Yesterday I went to visit Bed Rest Friend (formerly My Former Nemesis). She is now 33 weeks and was looking forward to being released from bed rest in three weeks. I say "was". About five minutes into our visit...her water broke. At first she thought she peed herself, and I said, "are you sure that's pee?" She then made a series of phonecalls, her hands shaking. I felt so bad for her. I remember so well those last weeks of my pregnancy, just praying every day the baby wouldn't come early, every week checking off the fewer complications he'd have if he were born that week as opposed to the week before.
So I clipped Bumpus into his car seat and rushed her to the hospital, which unfortunately was all the way on the other side of town, at rush hour on a Friday. We've been in touch via text since. She had a rough night, full of tubes and magnesium sulfate and drugs to stop the contractions. I'm not sure what happens now - I would imagine she'll have the baby soon, being as her water broke and she's in danger of infection. The poor girl! Her body just has not taken to this whole process at all - from having to do IVF to conceive, to incompetent cervix, to now pre-term labor. What an ordeal. But at the end of the day (maybe the end of today!) she will have a healthy baby, thanks to the miracle of modern science.

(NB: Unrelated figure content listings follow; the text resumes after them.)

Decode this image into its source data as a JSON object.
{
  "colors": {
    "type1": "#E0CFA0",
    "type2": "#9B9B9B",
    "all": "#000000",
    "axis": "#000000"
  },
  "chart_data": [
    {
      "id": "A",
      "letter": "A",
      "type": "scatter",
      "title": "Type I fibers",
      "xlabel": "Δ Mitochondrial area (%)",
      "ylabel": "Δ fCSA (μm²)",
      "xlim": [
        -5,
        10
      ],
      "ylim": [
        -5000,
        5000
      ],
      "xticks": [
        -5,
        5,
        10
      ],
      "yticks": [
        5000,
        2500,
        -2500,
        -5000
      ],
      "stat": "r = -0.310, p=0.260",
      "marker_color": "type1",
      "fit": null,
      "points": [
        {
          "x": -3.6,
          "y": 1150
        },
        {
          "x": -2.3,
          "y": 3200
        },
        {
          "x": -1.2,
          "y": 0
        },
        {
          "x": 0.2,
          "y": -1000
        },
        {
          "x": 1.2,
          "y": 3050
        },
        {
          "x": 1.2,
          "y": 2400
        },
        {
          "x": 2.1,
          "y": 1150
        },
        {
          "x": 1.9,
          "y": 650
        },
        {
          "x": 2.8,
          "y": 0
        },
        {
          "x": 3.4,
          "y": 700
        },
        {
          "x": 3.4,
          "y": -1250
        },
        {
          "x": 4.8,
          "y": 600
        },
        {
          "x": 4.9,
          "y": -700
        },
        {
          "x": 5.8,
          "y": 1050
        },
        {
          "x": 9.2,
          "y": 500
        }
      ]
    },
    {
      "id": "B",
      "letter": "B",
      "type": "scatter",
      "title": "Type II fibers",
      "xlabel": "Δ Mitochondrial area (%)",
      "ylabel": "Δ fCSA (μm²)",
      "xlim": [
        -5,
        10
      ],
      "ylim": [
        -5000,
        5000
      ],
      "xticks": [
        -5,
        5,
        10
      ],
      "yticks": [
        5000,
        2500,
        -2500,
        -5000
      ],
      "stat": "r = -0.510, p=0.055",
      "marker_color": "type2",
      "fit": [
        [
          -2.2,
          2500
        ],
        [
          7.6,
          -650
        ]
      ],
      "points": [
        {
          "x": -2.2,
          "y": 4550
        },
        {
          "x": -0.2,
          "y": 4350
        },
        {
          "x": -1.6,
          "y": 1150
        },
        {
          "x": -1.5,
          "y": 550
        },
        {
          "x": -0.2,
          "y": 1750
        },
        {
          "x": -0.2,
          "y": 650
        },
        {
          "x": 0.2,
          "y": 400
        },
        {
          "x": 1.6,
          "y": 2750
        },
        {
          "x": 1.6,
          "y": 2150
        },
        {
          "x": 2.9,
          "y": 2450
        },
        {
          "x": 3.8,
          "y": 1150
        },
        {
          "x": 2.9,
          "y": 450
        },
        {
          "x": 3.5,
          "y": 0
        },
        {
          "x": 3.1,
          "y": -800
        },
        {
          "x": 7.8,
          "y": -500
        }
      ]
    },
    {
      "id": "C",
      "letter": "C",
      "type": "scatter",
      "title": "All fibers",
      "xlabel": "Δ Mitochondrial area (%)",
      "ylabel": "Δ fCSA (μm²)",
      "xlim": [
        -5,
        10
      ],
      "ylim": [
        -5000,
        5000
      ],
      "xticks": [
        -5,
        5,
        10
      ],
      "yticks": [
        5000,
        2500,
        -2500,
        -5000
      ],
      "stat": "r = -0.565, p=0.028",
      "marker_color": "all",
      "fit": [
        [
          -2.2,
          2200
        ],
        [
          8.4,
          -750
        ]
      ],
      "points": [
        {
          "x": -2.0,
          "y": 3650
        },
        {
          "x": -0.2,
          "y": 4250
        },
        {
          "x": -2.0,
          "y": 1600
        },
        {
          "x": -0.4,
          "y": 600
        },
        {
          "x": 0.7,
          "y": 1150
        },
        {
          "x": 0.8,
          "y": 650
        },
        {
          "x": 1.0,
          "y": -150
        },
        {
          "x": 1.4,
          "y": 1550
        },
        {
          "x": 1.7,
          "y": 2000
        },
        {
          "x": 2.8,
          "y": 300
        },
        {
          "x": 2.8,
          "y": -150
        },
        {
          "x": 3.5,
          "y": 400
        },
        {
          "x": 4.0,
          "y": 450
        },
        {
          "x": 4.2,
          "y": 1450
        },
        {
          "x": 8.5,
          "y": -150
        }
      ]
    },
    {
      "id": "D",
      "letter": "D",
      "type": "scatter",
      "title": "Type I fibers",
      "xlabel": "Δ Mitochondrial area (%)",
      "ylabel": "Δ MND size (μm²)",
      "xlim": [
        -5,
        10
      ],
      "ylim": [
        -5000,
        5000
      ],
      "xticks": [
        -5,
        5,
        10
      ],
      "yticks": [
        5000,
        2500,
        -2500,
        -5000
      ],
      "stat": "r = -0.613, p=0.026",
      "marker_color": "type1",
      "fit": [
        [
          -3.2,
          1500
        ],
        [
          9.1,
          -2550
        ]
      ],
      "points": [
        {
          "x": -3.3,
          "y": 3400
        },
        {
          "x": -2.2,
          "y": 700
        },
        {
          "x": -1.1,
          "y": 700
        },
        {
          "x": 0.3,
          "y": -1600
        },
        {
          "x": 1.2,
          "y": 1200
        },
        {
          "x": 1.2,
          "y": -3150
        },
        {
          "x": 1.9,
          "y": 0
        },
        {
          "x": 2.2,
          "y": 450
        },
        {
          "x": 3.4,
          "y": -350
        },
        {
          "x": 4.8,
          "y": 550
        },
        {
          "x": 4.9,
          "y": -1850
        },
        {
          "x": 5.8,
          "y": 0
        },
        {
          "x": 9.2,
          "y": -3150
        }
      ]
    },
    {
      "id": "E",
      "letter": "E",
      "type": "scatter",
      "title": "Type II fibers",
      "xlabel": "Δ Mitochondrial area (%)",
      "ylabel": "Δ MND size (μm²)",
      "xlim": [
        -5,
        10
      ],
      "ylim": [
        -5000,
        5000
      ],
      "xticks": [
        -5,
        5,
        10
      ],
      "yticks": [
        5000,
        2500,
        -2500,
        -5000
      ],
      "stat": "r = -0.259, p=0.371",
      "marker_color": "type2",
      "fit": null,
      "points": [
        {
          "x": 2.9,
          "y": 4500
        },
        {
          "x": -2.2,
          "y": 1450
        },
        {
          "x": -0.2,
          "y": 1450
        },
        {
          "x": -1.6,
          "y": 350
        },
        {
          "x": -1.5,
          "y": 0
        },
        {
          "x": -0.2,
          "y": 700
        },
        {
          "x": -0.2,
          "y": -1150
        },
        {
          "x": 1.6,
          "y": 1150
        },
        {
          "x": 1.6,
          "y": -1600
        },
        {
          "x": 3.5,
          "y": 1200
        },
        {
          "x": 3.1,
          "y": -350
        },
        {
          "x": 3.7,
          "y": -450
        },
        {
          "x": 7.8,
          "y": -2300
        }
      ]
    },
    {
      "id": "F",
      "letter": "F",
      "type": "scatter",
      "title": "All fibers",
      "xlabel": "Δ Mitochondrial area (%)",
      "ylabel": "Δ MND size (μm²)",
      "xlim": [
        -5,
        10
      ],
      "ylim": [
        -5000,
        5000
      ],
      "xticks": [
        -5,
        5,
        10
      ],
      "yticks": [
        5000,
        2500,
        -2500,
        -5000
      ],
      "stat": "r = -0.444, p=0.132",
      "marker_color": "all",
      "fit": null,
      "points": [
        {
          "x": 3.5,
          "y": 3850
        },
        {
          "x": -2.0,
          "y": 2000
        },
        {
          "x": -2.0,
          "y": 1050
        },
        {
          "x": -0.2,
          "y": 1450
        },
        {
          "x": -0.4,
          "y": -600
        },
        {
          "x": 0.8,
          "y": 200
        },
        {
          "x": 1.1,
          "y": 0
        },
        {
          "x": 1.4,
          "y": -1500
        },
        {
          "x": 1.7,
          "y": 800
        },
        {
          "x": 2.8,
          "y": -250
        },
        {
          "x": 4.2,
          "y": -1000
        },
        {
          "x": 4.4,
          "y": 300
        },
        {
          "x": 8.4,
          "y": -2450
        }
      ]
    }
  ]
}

In other news, I am officially sick. I feel like I have a bowling ball for a head and haven't been able to breathe through my nose for 24 hours. And guess what? I'm supposed to record an album today. And then go dancing tonight (I know, I haven't entirely given up the dream of dancing). Fortunately we have a second day of recording on Monday, because I doubt I can hang today. I made a reservation at the Baby Kennel for dancing tonight which I will cancel unless I suddenly rally. I hate that I have to pass on everything I have to do today - and it's a gorgeous 80+ degree day today, too, which I will probably miss. And as many of you know, caring for a rambunctious baby when you're sick and he's sick and you're both sleep deprived, sucks. Still, nothing compared to what my friend is going through right now, however. Whew.